An Italian town reopens for travellers
The mountaintop town is four hours south of Rome, reachable by switchback roads - appropriately remote for an alternate reality
San Fele: The mountaintop town is four hours south of Rome, reachable by switchback roads - appropriately remote for an alternate reality.
Here, far away from the coronavirus pandemic, in a place where nobody has tested positive or gotten sick, it was lunchtime, and a restaurant in town was filling up: tables of four, tables of six, a table of eight, and then the biggest table of all, reserved for teachers and middle schoolers celebrating graduation.
The teenagers had taken their final exams online - per national rules - but this was San Fele, so they were able to push through the restaurant doors, laughing, eating in a hurry, trading seats, no masks in sight. The teachers weren't wearing masks either.
Nor the mayor, sitting at another table. Nor the live musicians, who started belting out tunes in the kind of celebration that could only happen in a place where nobody was deemed a threat.
"It's almost normal," said Elisabetta Chieca, 37, a city councilor, sitting at a nearby table where the mayor was fighting to speak over the din.

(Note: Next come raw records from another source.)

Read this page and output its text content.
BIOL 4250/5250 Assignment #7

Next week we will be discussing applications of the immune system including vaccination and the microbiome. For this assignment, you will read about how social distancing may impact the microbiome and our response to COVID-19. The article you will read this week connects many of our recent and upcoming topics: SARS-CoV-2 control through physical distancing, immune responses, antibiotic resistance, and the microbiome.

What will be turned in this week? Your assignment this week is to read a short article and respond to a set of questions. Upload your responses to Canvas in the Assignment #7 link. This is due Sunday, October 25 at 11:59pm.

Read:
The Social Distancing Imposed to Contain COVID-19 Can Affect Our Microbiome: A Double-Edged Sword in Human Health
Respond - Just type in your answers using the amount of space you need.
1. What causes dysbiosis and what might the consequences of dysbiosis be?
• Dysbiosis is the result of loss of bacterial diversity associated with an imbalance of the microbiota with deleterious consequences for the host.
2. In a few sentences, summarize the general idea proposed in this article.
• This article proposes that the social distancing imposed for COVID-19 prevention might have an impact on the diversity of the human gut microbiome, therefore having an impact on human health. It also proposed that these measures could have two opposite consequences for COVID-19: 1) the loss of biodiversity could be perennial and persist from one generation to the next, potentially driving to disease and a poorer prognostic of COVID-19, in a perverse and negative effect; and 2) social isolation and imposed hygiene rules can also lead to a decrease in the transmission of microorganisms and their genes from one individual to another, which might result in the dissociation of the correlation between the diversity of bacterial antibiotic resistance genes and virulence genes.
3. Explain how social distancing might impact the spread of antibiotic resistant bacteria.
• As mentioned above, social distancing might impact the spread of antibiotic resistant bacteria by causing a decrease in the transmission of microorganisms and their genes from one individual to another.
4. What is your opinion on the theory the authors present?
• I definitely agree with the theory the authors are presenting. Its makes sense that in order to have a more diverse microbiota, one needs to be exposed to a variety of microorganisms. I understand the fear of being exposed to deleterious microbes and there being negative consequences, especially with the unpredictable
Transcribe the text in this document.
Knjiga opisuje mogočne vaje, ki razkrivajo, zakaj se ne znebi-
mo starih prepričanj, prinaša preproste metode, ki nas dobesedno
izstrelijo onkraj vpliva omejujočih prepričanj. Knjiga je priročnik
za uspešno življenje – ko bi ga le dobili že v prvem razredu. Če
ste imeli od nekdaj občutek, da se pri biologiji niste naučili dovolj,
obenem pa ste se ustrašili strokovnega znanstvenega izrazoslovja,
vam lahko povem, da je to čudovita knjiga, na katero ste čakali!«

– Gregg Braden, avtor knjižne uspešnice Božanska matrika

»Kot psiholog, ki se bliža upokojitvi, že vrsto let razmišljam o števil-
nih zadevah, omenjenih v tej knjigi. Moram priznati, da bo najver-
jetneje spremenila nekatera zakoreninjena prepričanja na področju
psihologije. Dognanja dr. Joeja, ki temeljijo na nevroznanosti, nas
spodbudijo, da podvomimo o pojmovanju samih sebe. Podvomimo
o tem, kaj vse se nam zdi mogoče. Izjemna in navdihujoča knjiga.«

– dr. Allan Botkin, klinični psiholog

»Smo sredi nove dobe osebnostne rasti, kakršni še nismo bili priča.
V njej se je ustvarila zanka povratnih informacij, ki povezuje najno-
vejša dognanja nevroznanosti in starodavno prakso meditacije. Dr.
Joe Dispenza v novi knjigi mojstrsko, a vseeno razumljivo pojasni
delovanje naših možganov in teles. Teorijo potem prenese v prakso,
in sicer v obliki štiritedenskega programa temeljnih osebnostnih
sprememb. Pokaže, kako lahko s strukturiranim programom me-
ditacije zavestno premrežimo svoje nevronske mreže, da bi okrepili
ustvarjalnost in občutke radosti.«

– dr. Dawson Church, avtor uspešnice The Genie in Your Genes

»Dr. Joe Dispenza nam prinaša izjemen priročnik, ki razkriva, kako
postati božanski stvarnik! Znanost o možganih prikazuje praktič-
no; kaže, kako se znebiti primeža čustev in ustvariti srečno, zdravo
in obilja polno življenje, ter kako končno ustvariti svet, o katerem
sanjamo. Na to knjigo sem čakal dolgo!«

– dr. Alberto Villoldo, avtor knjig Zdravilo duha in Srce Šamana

"All locals here," said Donato Sperduto, the mayor. "Everybody knows everybody."
With some combination of geographic isolation, initial precautions and good fortune, the town of San Fele never even had a coronavirus curve to flatten - and it now has the enviable chance to ride out the pandemic as a New Zealand-like oasis, free from the virus's dangers and disruptions.
But like other places around the world that have managed to control or prevent outbreaks, from island nations to nursing homes, there is recognition here that coronavirus-free status is a precarious state. At any moment, somebody with the virus could come up the switchback roads.